Paolo D’Erasmo prosegue nel suo pensiero affermando che: “Entro un paio settimane il Provveditorato  per le Opere  Pubbliche di Ancona ha assicurato che darà la validazione tecnica del progetto del ponte e l’iter proseguirà con la stipula del contratto, l’appalto e l’avvio dei lavori – continua il presidente – Quando si è verificato il 23 marzo 2016 l’ulteriore crollo con la distruzione di ulteriori campate, la Provincia e la Regione Marche sono riuscite a salvare e, non era affatto scontato, i 2/3 del procedimento compiendo una sorta di miracolo burocratico che ha scongiurato problemi procedurali che avrebbero bloccato l’iter tecnico-amministrativo chissà per quanto tempo, che è invece ripartito con l’acquisizione dei pareri favorevoli di tutti gli enti preposti”.
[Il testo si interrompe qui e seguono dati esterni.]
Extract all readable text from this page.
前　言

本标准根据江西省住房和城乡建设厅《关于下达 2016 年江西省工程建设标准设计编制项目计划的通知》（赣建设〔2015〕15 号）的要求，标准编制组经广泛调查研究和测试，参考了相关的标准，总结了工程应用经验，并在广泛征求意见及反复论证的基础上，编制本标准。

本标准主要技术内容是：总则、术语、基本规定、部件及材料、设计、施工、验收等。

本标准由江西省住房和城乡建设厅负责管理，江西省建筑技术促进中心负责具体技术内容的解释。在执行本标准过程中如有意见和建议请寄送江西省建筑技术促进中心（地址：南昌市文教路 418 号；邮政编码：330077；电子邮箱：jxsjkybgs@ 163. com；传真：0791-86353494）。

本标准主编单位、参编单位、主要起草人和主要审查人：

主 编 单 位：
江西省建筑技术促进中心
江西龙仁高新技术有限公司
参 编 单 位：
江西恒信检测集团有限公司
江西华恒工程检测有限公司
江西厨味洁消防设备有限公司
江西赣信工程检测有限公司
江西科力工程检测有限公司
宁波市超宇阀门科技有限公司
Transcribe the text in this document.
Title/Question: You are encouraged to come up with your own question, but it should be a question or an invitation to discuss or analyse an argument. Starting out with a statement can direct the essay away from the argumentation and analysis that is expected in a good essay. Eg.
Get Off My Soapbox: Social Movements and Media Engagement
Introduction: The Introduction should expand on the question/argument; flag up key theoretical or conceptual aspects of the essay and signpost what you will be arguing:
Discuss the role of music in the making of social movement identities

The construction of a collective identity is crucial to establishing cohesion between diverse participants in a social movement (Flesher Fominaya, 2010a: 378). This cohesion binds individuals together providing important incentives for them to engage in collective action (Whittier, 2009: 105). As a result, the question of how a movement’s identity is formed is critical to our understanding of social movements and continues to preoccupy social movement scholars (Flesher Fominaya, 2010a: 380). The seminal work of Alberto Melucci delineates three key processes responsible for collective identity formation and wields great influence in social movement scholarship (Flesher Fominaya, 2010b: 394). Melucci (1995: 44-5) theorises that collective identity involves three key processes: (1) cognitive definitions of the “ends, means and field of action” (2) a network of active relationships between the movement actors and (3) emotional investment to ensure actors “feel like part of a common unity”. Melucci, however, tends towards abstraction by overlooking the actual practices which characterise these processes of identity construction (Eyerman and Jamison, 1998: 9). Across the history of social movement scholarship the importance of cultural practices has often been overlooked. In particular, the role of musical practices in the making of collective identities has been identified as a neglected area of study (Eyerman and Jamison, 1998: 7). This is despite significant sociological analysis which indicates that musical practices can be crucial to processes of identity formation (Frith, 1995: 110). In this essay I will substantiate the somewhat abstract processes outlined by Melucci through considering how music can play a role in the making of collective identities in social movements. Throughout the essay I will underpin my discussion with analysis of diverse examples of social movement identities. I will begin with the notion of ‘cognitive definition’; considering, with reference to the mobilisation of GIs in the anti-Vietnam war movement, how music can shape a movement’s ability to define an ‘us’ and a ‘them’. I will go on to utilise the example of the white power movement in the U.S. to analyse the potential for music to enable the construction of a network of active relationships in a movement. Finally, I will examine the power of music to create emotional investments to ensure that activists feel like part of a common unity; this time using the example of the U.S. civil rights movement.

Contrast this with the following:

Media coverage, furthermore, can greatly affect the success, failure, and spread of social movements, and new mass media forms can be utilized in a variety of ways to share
Il presidente della Provincia conclude: “Forse all’epoca del primo crollo nel 2013 le due Province  scelsero la procedura più complessa, ma ora l’iter sta andando avanti e la Provincia  farà tutto il possibile per raggiungere questo risultato che è, ripeto, tra le priorità più importanti – afferma D’Erasmo – Comprendo quindi lo scoramento e l’amarezza, ma abbiamo affrontato  e stiamo affrontando tutte le fasi di questo complesso e travagliato procedimento con la massima diligenza e celerità possibile”.